Brute-force solution¶
Of course, you could loop through all the numbers:
def search(query, ids):
"""brute-force search"""
for i in ids:
if i == query:
return i
return -1
search(8997173, ids)
Because of the for loop, the time cost of this function grows
linearly. If you search twice as much data, it will take twice as
long. The Big-O-Notation for this would be O(N).
Recursive solution¶
An alternative approach is binary search, one of the most fundamental recursive algorithms:
def binary_search(query, ids, start, stop):
"""recursive binary search"""
if ids[start] == query:
return start
elif stop - start <= 1:
return -1
split = start + (stop - start) // 2
if ids[split] > query:
return binary_search(query, ids, start, split)
else:
return binary_search(query, ids, split, stop)
ids.sort()
binary_search(8997173, ids, 0, len(ids))
The function requires the data to be sorted. The search itself runs in O(log N) or logarithmic time. If you search twice as much data, only one extra recursion is necessary.
Visual Explanation¶
source: idea-instructions.com, CC-BY-NC-SA 4.0
Challenge¶
Measure the time it takes both algorithms to run on 1 million numbers.

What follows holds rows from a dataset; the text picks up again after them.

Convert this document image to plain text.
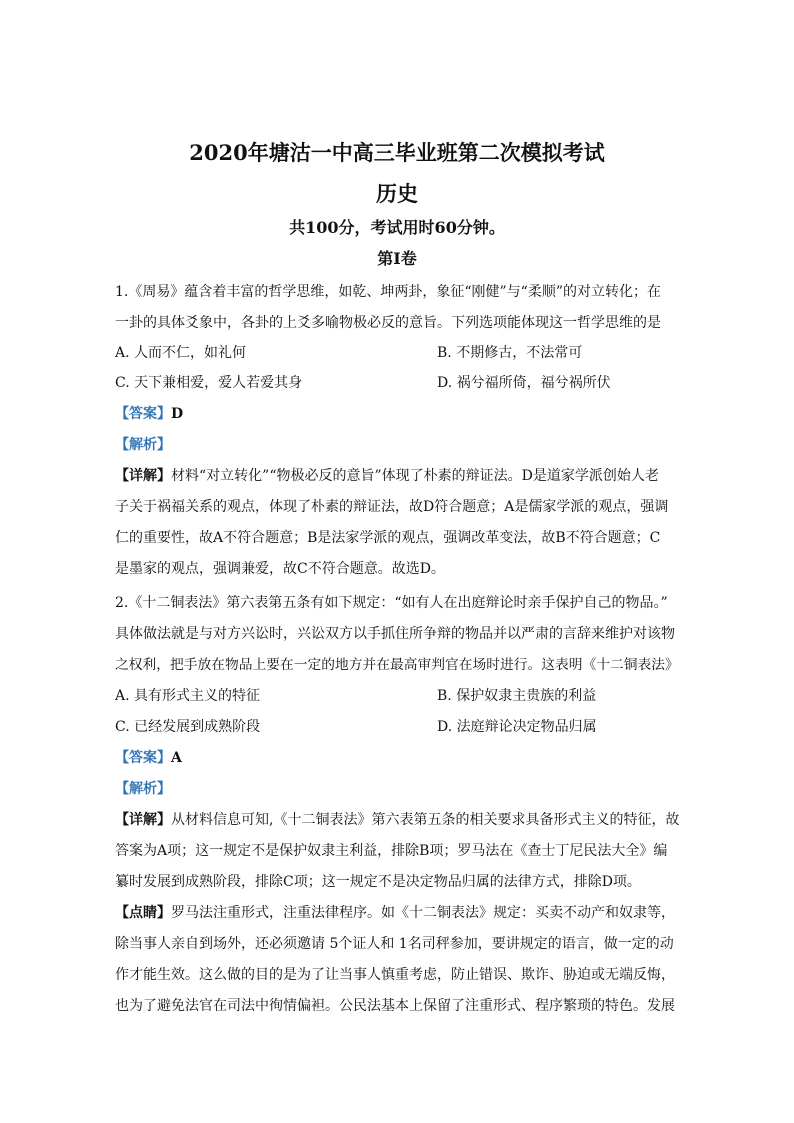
2020年塘沽一中高三毕业班第二次模拟考试
历史
共100分，考试用时60分钟。
第Ⅰ卷
1.《周易》蕴含着丰富的哲学思维，如乾、坤两卦，象征“刚健”与“柔顺”的对立转化；在
一卦的具体爻象中，各卦的上爻多喻物极必反的意旨。下列选项能体现这一哲学思维的是
A. 人而不仁，如礼何	B. 不期修古，不法常可
C. 天下兼相爱，爱人若爱其身	D. 祸兮福所倚，福兮祸所伏
【答案】D
【解析】
【详解】材料“对立转化”“物极必反的意旨”体现了朴素的辩证法。D是道家学派创始人老
子关于祸福关系的观点，体现了朴素的辩证法，故D符合题意；A是儒家学派的观点，强调
仁的重要性，故A不符合题意；B是法家学派的观点，强调改革变法，故B不符合题意；C
是墨家的观点，强调兼爱，故C不符合题意。故选D。
2.《十二铜表法》第六表第五条有如下规定：“如有人在出庭辩论时亲手保护自己的物品。”
具体做法就是与对方兴讼时，兴讼双方以手抓住所争辩的物品并以严肃的言辞来维护对该物
之权利，把手放在物品上要在一定的地方并在最高审判官在场时进行。这表明《十二铜表法》
A. 具有形式主义的特征	B. 保护奴隶主贵族的利益
C. 已经发展到成熟阶段	D. 法庭辩论决定物品归属
【答案】A
【解析】
【详解】从材料信息可知,《十二铜表法》第六表第五条的相关要求具备形式主义的特征，故
答案为A项；这一规定不是保护奴隶主利益，排除B项；罗马法在《查士丁尼民法大全》编
纂时发展到成熟阶段，排除C项；这一规定不是决定物品归属的法律方式，排除D项。
【点睛】罗马法注重形式，注重法律程序。如《十二铜表法》规定：买卖不动产和奴隶等，
除当事人亲自到场外，还必须邀请 5个证人和 1名司秤参加，要讲规定的语言，做一定的动
作才能生效。这么做的目的是为了让当事人慎重考虑，防止错误、欺诈、胁迫或无端反悔，
也为了避免法官在司法中徇情偏袒。公民法基本上保留了注重形式、程序繁琐的特色。发展
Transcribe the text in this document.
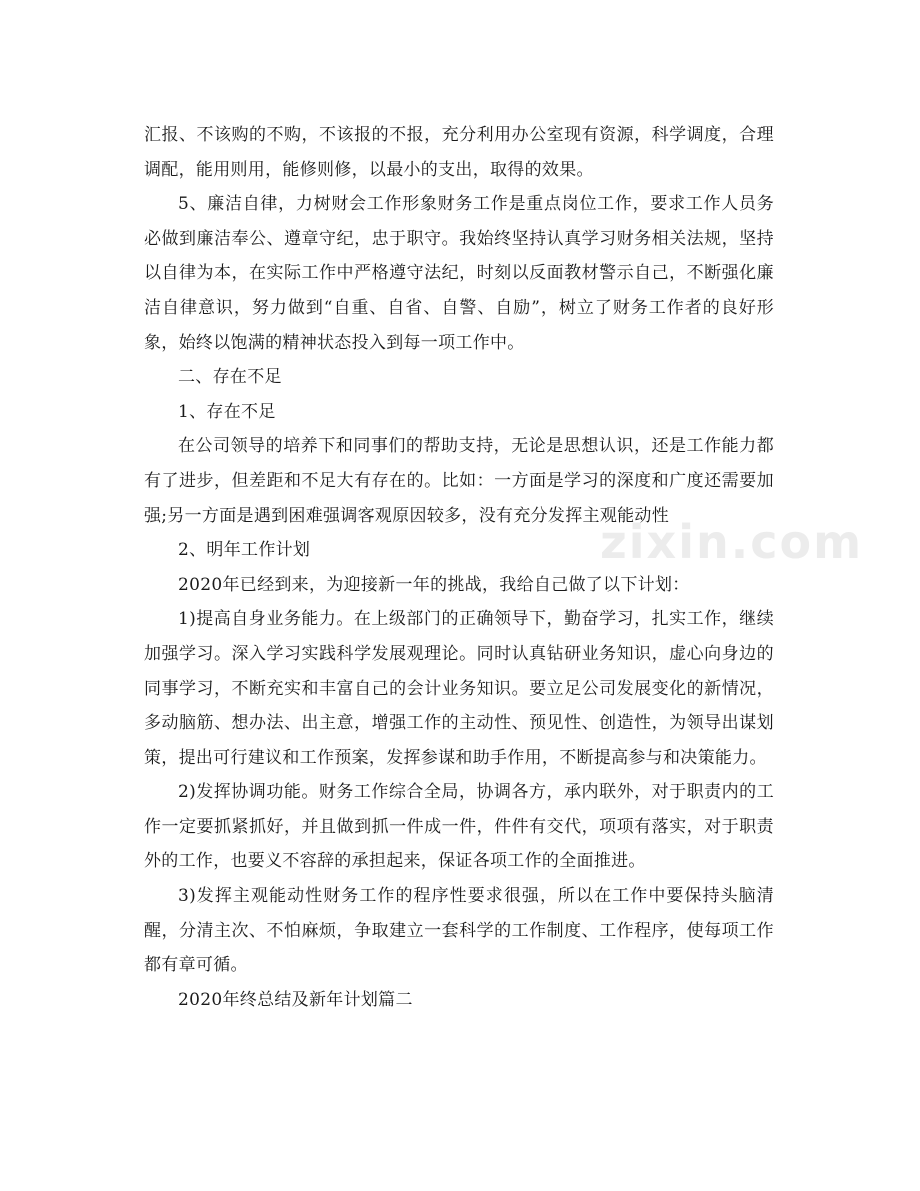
zixin.com

汇报、不该购的不购，不该报的不报，充分利用办公室现有资源，科学调度，合理调配，能用则用，能修则修，以最小的支出，取得的效果。

5、廉洁自律，力树财会工作形象财务工作是重点岗位工作，要求工作人员务必做到廉洁奉公、遵章守纪，忠于职守。我始终坚持认真学习财务相关法规，坚持以自律为本，在实际工作中严格遵守法纪，时刻以反面教材警示自己，不断强化廉洁自律意识，努力做到“自重、自省、自警、自励”，树立了财务工作者的良好形象，始终以饱满的精神状态投入到每一项工作中。

二、存在不足

1、存在不足

在公司领导的培养下和同事们的帮助支持，无论是思想认识，还是工作能力都有了进步，但差距和不足大有存在的。比如：一方面是学习的深度和广度还需要加强;另一方面是遇到困难强调客观原因较多，没有充分发挥主观能动性

2、明年工作计划

2020年已经到来，为迎接新一年的挑战，我给自己做了以下计划：

1)提高自身业务能力。在上级部门的正确领导下，勤奋学习，扎实工作，继续加强学习。深入学习实践科学发展观理论。同时认真钻研业务知识，虚心向身边的同事学习，不断充实和丰富自己的会计业务知识。要立足公司发展变化的新情况，多动脑筋、想办法、出主意，增强工作的主动性、预见性、创造性，为领导出谋划策，提出可行建议和工作预案，发挥参谋和助手作用，不断提高参与和决策能力。

2)发挥协调功能。财务工作综合全局，协调各方，承内联外，对于职责内的工作一定要抓紧抓好，并且做到抓一件成一件，件件有交代，项项有落实，对于职责外的工作，也要义不容辞的承担起来，保证各项工作的全面推进。

3)发挥主观能动性财务工作的程序性要求很强，所以在工作中要保持头脑清醒，分清主次、不怕麻烦，争取建立一套科学的工作制度、工作程序，使每项工作都有章可循。

2020年终总结及新年计划篇二
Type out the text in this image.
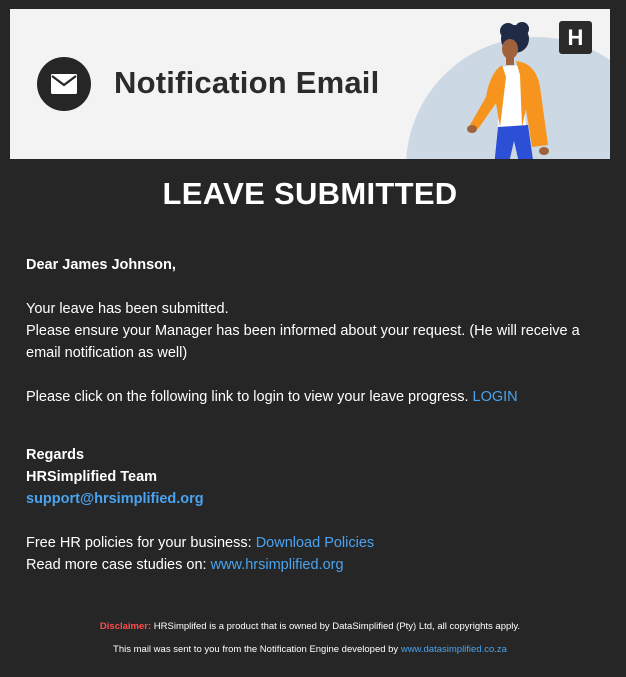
Notification Email
H
LEAVE SUBMITTED
Dear James Johnson,
Your leave has been submitted.
Please ensure your Manager has been informed about your request. (He will receive a email notification as well)
Please click on the following link to login to view your leave progress. LOGIN
Regards
HRSimplified Team
support@hrsimplified.org
Free HR policies for your business: Download Policies
Read more case studies on: www.hrsimplified.org
Disclaimer: HRSimplifed is a product that is owned by DataSimplified (Pty) Ltd, all copyrights apply.
This mail was sent to you from the Notification Engine developed by www.datasimplified.co.za
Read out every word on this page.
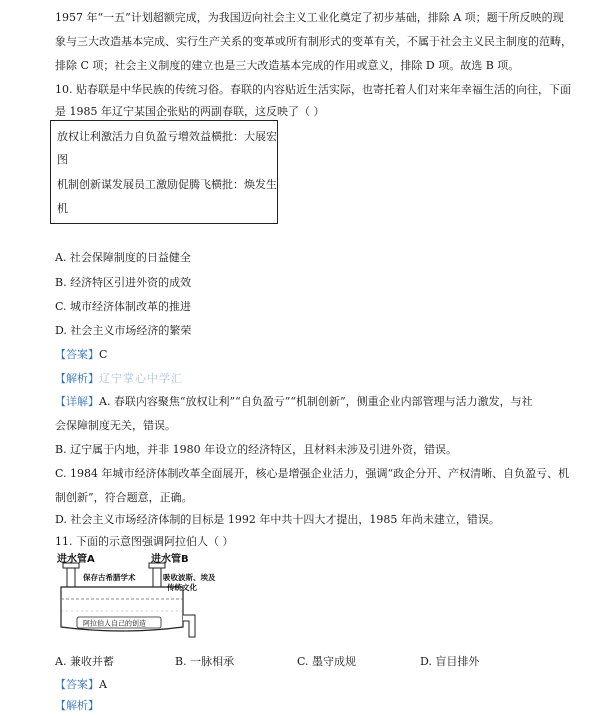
1957 年“一五”计划超额完成，为我国迈向社会主义工业化奠定了初步基础，排除 A 项；题干所反映的现
象与三大改造基本完成、实行生产关系的变革或所有制形式的变革有关，不属于社会主义民主制度的范畴，
排除 C 项；社会主义制度的建立也是三大改造基本完成的作用或意义，排除 D 项。故选 B 项。
10. 贴春联是中华民族的传统习俗。春联的内容贴近生活实际，也寄托着人们对来年幸福生活的向往，下面
是 1985 年辽宁某国企张贴的两副春联，这反映了（ ）
放权让利激活力自负盈亏增效益横批：大展宏
图
机制创新谋发展员工激励促腾飞横批：焕发生
机
A. 社会保障制度的日益健全
B. 经济特区引进外资的成效
C. 城市经济体制改革的推进
D. 社会主义市场经济的繁荣
【答案】C
【解析】辽宁掌心中学汇
【详解】A. 春联内容聚焦“放权让利”“自负盈亏”“机制创新”，侧重企业内部管理与活力激发，与社
会保障制度无关，错误。
B. 辽宁属于内地，并非 1980 年设立的经济特区，且材料未涉及引进外资，错误。
C. 1984 年城市经济体制改革全面展开，核心是增强企业活力，强调“政企分开、产权清晰、自负盈亏、机
制创新”，符合题意，正确。
D. 社会主义市场经济体制的目标是 1992 年中共十四大才提出，1985 年尚未建立，错误。
11. 下面的示意图强调阿拉伯人（ ）
进水管A	进水管B
保存古希腊学术	吸收波斯、埃及
传统文化
阿拉伯人自己的创造
A. 兼收并蓄	B. 一脉相承	C. 墨守成规	D. 盲目排外
【答案】A
【解析】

In IPython/Jupyter, you can use the magic function %time:
In [2]: %time search(8997173, ids)
Compare the time required by the brute-force and binary implementations. Then increase the size of the data by factor 10 and repeat the measurement.
Questions¶
Which of the searches is faster?
How much time does the sorting take?
When does binary search pay off?
For what data would the brute-force algorithm be faster?